Use these breaks to define chunk boundaries
Results:
The blue lines are imposed by the clustering algorithm, which detects a transition to the next chunk. The clustering algorithm calculates the clustering on the fly using the activations. The squares around the diagonal are the areas that the clustering algorithm considers to belong to the same chunk
The algorithm successfully identified semantically meaningful chunks in an online fashion
Performance depends on the desired level of "generality" for chunks
While the current implementation works reasonably well, there's room for improvement in accuracy and efficiency
Can we predict future chunks of text using a simple naive method at all?
Experiment 4: Training a Predictor for Future Latent Vectors using Activations
We used the first 100 token activations from a text to predict future activations. Specifically, we attempted to predict either a single future token activation (the 120th token) or an aggregate of activations across tokens 100–120. The activations were extracted from the Mistral model.
Methodology:
Created a dataset:
Took 100 tokens from "The Pile"
Generated 20 additional tokens using Mistral
We trained various models: simple neural networks, transformers, LLMs fine-tuned with LoRA. Either on the newly created dataset or on the full CORPUS dataset
We tried different aggregation/compression methods for the 100 input tokens: mean, max, sum, PCA, and a learned linear projection. These methods are used at the beginning or end of the model
We evaluated predictions using cosine similarity and MSE between predicted and actual mean vectors
Results:
The top-row heatmaps compare model outputs against actual target outputs using cosine similarity and L2 distance; the bottom row compares actual target outputs with one another. The closer the top-row heatmaps are to the bottom-row heatmaps, the closer the model outputs are to the actual results.
Performance was disappointing across various configurations
The outputs heatmaps consistently showed more prominent horizontal lines than vertical lines, indicating that model outputs varied little across different inputs
These results highlight the challenge of predicting future latent states, even with relatively sophisticated methods. Further research is needed to develop more effective prediction strategies.
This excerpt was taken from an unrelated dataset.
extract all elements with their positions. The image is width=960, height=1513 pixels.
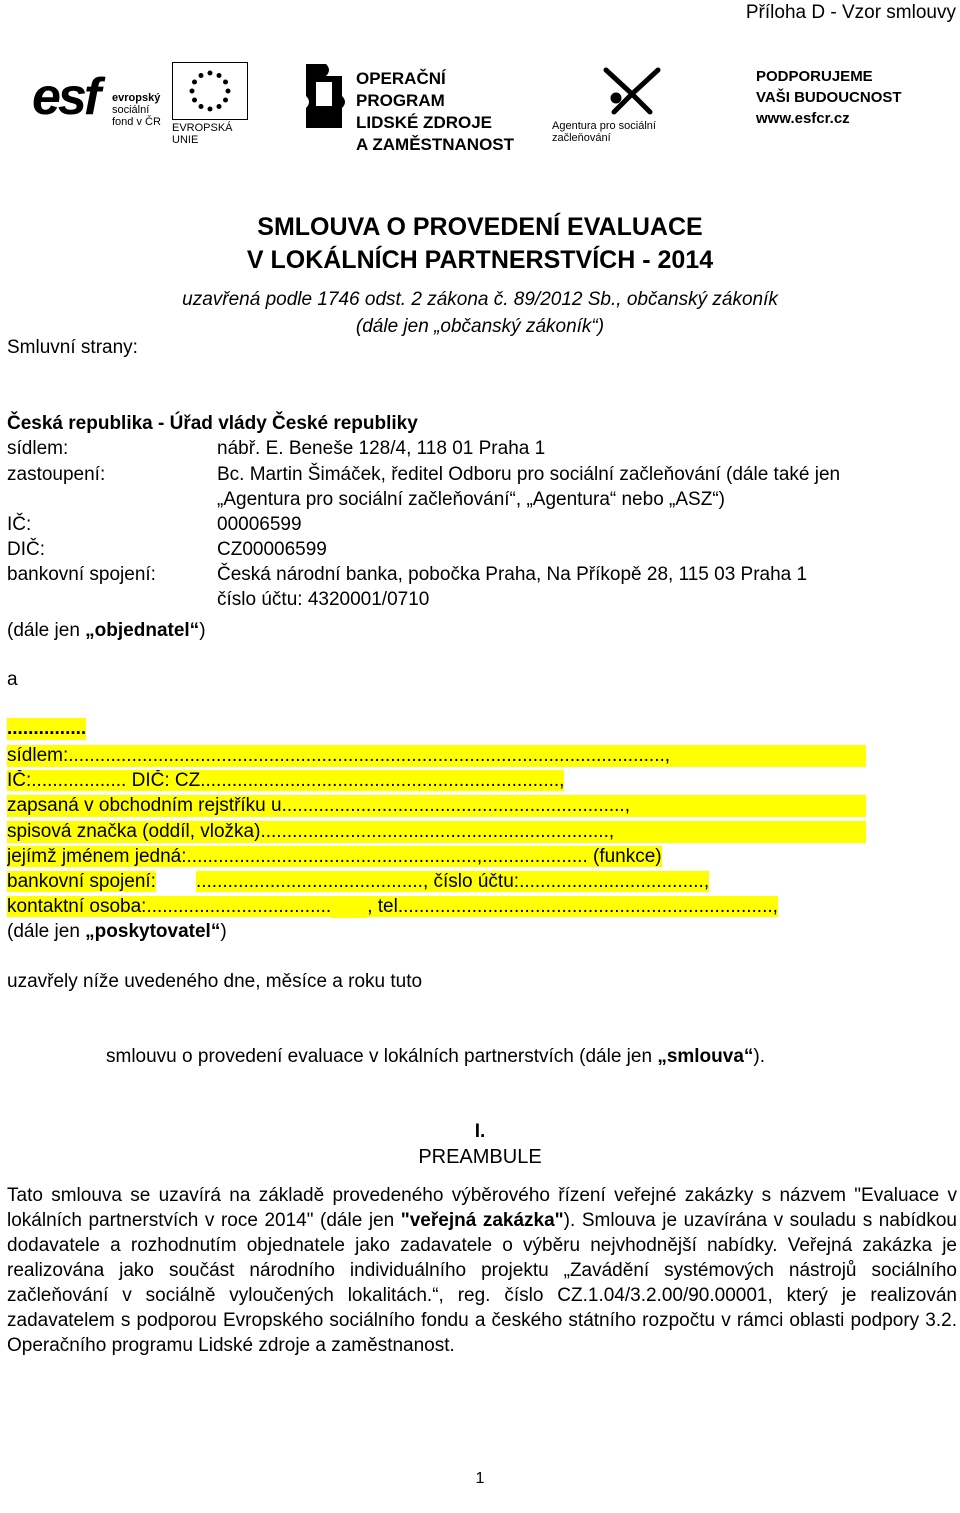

Experiment 5: Training a Predictor for Future Latent Vectors using Sentence Embedding.
Similar to the previous experiment, but instead of using token activations we embedded the text using the jasper_en_vision_language_v1 sentence embedding model.
Results:
Results (single-layer neural network): the first-row heatmaps show a faint diagonal pattern, indicating weak alignment between the model outputs and the actual targets.
Strangely, the single-layer neural network produced cleaner heatmaps than a more complex model, even when the more complex model had a lower loss. The single-layer model displayed diagonal and vertical structure; when layers were added, only horizontal structure remained
As in the previous experiment, the output heatmaps consistently showed more prominent horizontal than vertical structure, indicating that model outputs varied little across different inputs
Although models with lower loss values should, in theory, perform better, this improvement was not reflected in the heatmaps. This suggests that heatmaps may not be a reliable evaluation method in this context.
Conclusion and Reflections
We can envision that predicting "paragraph-scale" objects for language models has two components:
How do we represent these "paragraph-scale" things at all?
How can we map from some present token activations to some future paragraphs?
I think for our work so far, we possibly erred too much on (1) and not (2), but I am not sure. Additionally, I think we may have erred too much on running more experiments quickly rather than spending more time to think about what experiments to run. Overall, we have learned some valuable lessons, and later continued this line of work with a cohort of SPAR mentees, resulting in this research.